ViTR-SP: A CT-based vision transformer model for prediction of pneumonitis in patients with non-small cell lung cancer who received thoracic radiotherapy and immunotherapy.

Abstract

e20034 Background: The combination of thoracic radiotherapy (TRT) and immunotherapy accompanied by the accumulation of pulmonary toxicity. This study aimed to construct a deep radiomics model based on sequential computed tomography (CT) images for radioimmune-associated pneumonitis prediction in non-small cell lung cancer (NSCLC) patients treated with TRT and immune checkpoint inhibitors (ICIs). Methods: Three models were constructed based on a vision transformer (ViT) network using sequential chest CT images, tumor-mask and lung-mask as inputs, respectively. NSCLC patients treated with TRT and ICIs at Shandong Cancer Hospital and Qilu Hospital were included for model training and external validation, respectively.
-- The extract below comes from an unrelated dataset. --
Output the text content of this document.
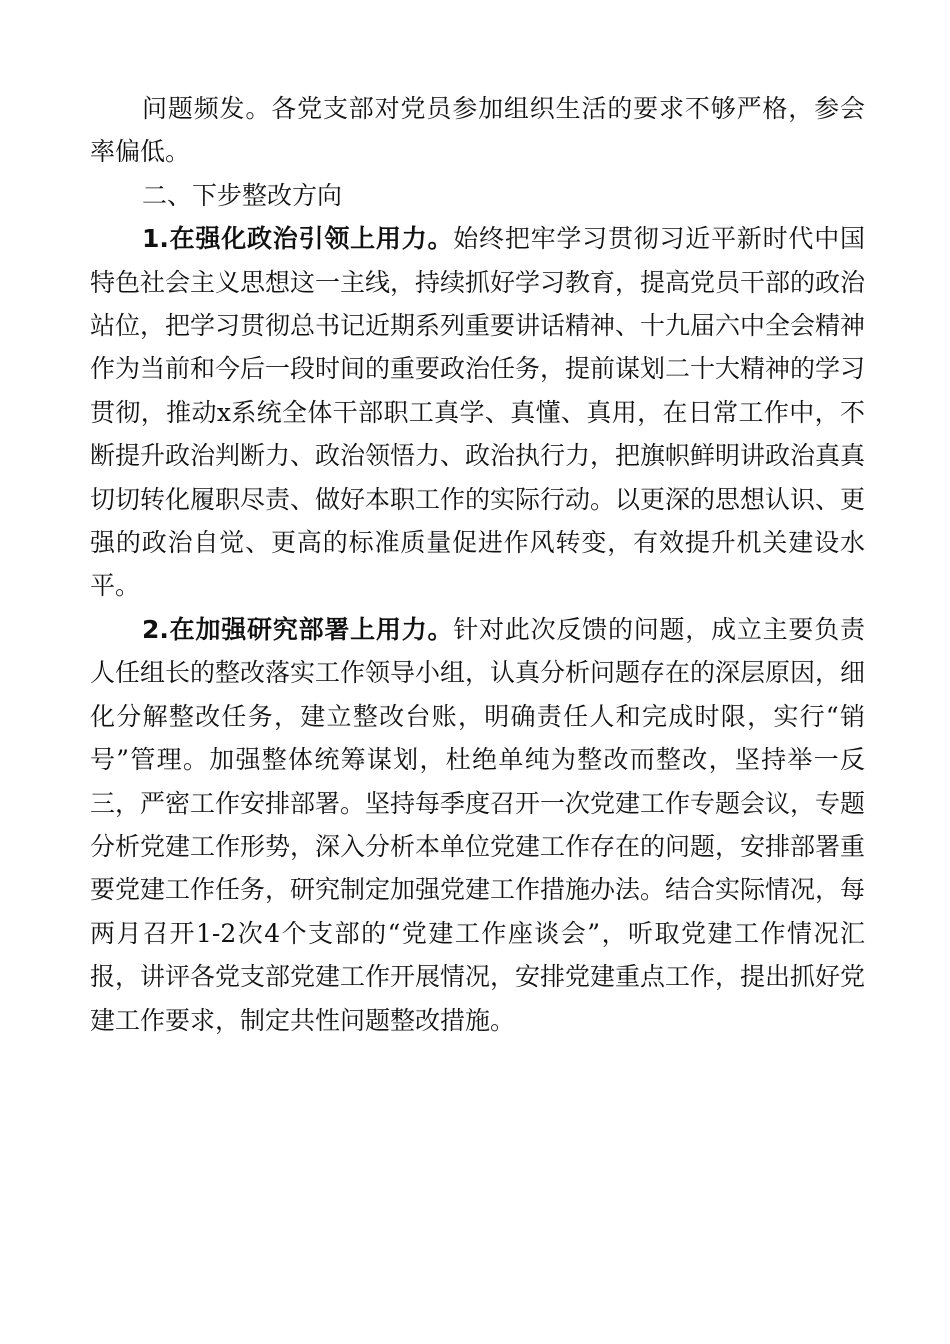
问题频发。各党支部对党员参加组织生活的要求不够严格，参会率偏低。

二、下步整改方向

1.在强化政治引领上用力。始终把牢学习贯彻习近平新时代中国特色社会主义思想这一主线，持续抓好学习教育，提高党员干部的政治站位，把学习贯彻总书记近期系列重要讲话精神、十九届六中全会精神作为当前和今后一段时间的重要政治任务，提前谋划二十大精神的学习贯彻，推动x系统全体干部职工真学、真懂、真用，在日常工作中，不断提升政治判断力、政治领悟力、政治执行力，把旗帜鲜明讲政治真真切切转化履职尽责、做好本职工作的实际行动。以更深的思想认识、更强的政治自觉、更高的标准质量促进作风转变，有效提升机关建设水平。

2.在加强研究部署上用力。针对此次反馈的问题，成立主要负责人任组长的整改落实工作领导小组，认真分析问题存在的深层原因，细化分解整改任务，建立整改台账，明确责任人和完成时限，实行“销号”管理。加强整体统筹谋划，杜绝单纯为整改而整改，坚持举一反三，严密工作安排部署。坚持每季度召开一次党建工作专题会议，专题分析党建工作形势，深入分析本单位党建工作存在的问题，安排部署重要党建工作任务，研究制定加强党建工作措施办法。结合实际情况，每两月召开1-2次4个支部的“党建工作座谈会”，听取党建工作情况汇报，讲评各党支部党建工作开展情况，安排党建重点工作，提出抓好党建工作要求，制定共性问题整改措施。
The image-level model was trained based on ViT to identify predictive images, and the image-level probability distribution were performed. Then, a ViT-Recursive Neural Network (ViT-RNN) model framework was constructed at the patient-level to integrate the image-level information to derive the final prediction, which was evaluated in an independent validation cohort. Results: A total of 230 NSCLC patients from Shandong Cancer Hospital were randomly assigned in a 7:3 ratio for model training and validation, respectively. Another 42 patients from Qilu Hospital were used as an independent external validation cohort. The ViT-RNN model for symptomatic pneumonitis (ViTR-SP) based on sequential CT images achieved better area under curve (AUC), sensitivity, and specificity of 0.725, 0.750, and 0.886 than lung-mask based model (0.575, 0.625, and 0.705) and tumor-mask based model (0.658, 0.667, and 0.773) in the internal validation set. In the external validation set, the proposed model achieved the AUC, sensitivity, and specificity of 0.654, 0.818, 0.727, while the lung-mask and tumor-mask based models had the AUC, sensitivity, and specificity of 0.540, 0.545, 0.677, and 0.630, 0.545, 0.742, respectively. The performance of the model was improved after integrating clinical features, with internal and external validation AUC of 0.782 and 0.672, respectively. Conclusions: In conclusion, the clinical combined ViTR-SP neural network risk prediction model based on sequential chest CT images can be used for predicting the risk of developing radioimmune-associated pneumonitis in NSCLC patients.